The proposed ferroelectric filter needs fulfill some basic requirements: (i) low-voltage tunability; (ii) CMOS compatibility; (iii) compact dimensions; and, (iv) ease of fabrication, as mentioned in the Introduction. Moreover, a reconfigurability is envisaged to switch among the low-pass, the high-pass and the band-pass topologies. We describe the strategies adopted for each of the above constraints hereinafter. For the low-voltage tunability, as discussed in the Introduction we exploited the ferroelectric properties of HfZrO, which also confer CMOS compatibility and ease of integration, as a single mask is required to deposit the metal layer onto the HRSi/HfZrO substrate. The filters’ key sub-components are the inductors and the IDCs, with the latter working as variable capacitors (varactors) due to the underneath ferroelectric layer. For the reconfigurability, we chose to implement a BPF made of an LPF in series with an HPF. Between them, Single Pole Double Throw (SPDT) switches (to be integrated in the future) will allow the reconfiguration by selecting the desired filter (i.e., the appropriate input-output ports). The last requirement, perhaps the most critical one, is represented by the compact dimensions. For this purpose, the adopted strategy was to start with an equivalent circuit model (using AWR Microwave Office
®) for each of the three filters and based on lumped elements. The next step was the translation of the three circuits into their 3D EM versions in CPW technology for ease of integration in order to take all the potential parasitic effects and EM couplings occurring in microwaves up to 20 GHz into account (using CST Microwave Studio
®). Each basic filter (LPF and HPF) was implemented by a T-network; then, as already stated, the BPF was formed by connecting the LPF (made by two series inductances and a shunt varactor) to the HPF (made by two series varactors and a shunt inductor). As a major result, the BPF has much lower dimensions (3.19 mm × 3.47 mm) than the working wavelength. The optical images of the fabricated filters and the test structures are shown in
Figure 3a–d. One can clearly distinguish the architectures of the three filters in
Figure 3a–c, which are made of sub-components in CPW technology for ease-of-embedding in integrated circuits. One can also notice big interdigital adjustable capacitors for independent DC bias of the varactors, RF-decoupled by
λg/4-long lines (
λg is the guided wavelength at 10 GHz, i.e., the reference central frequency for the BPF). These capacitors have a capacitance of about 1 pF for the LPF and 0.3 pF for the HPF.

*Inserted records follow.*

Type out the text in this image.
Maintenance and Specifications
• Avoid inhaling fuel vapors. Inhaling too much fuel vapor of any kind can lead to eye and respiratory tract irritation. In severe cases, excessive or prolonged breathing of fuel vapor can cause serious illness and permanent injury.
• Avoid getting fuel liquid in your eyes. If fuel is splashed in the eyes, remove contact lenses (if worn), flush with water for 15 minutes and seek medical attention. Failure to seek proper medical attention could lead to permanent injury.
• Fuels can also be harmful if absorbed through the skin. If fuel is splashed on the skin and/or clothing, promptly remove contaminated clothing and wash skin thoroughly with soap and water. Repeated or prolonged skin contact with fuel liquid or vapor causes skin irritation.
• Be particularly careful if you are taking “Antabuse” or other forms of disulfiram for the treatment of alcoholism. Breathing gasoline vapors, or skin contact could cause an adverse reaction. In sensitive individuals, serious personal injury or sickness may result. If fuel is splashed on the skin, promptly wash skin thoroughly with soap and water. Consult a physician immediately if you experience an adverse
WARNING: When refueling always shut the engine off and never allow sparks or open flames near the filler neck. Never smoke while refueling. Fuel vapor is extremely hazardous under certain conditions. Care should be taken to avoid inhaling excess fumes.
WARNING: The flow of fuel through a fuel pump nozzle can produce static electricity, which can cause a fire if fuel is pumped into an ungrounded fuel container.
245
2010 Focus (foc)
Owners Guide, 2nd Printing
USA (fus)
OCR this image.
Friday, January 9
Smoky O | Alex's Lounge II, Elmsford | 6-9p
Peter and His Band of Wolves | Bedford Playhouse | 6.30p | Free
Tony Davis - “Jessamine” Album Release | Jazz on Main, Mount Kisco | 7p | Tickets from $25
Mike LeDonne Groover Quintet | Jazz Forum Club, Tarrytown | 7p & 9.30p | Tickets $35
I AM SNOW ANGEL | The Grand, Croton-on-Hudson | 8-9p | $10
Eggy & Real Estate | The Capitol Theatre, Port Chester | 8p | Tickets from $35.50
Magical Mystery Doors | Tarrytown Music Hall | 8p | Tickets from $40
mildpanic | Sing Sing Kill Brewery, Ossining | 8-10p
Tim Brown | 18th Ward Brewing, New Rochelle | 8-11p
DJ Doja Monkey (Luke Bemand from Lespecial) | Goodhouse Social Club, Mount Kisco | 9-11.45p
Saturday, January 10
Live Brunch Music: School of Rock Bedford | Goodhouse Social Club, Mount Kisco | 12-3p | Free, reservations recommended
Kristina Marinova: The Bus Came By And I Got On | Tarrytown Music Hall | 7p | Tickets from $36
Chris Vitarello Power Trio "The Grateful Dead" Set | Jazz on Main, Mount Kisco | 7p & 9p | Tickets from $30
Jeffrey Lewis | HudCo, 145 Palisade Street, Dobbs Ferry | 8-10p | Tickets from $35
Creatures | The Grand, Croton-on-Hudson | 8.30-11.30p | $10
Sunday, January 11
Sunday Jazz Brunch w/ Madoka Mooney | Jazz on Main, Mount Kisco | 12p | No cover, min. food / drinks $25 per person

Figure 3d displays the test structures of the filters’ key sub-components, i.e., the inductor for the LPF, the IDC, and the inductor for the HPF. In detail, the two series inductors of the LPF have a theoretical inductance of 0.79 nH, whereas the shunt inductor of the HPF has a theoretical inductance of 0.3 nH, in order to have the desired band-pass filtering in the X band (8.2–12.4 GHz). The gold has a thickness of 360 nm. Each IDC has 30 digits, which are 100 μm long and 2.5 μm wide, with a spacing of 2.5 μm between two adjacent digits. The overall IDC is only 147.5 μm wide.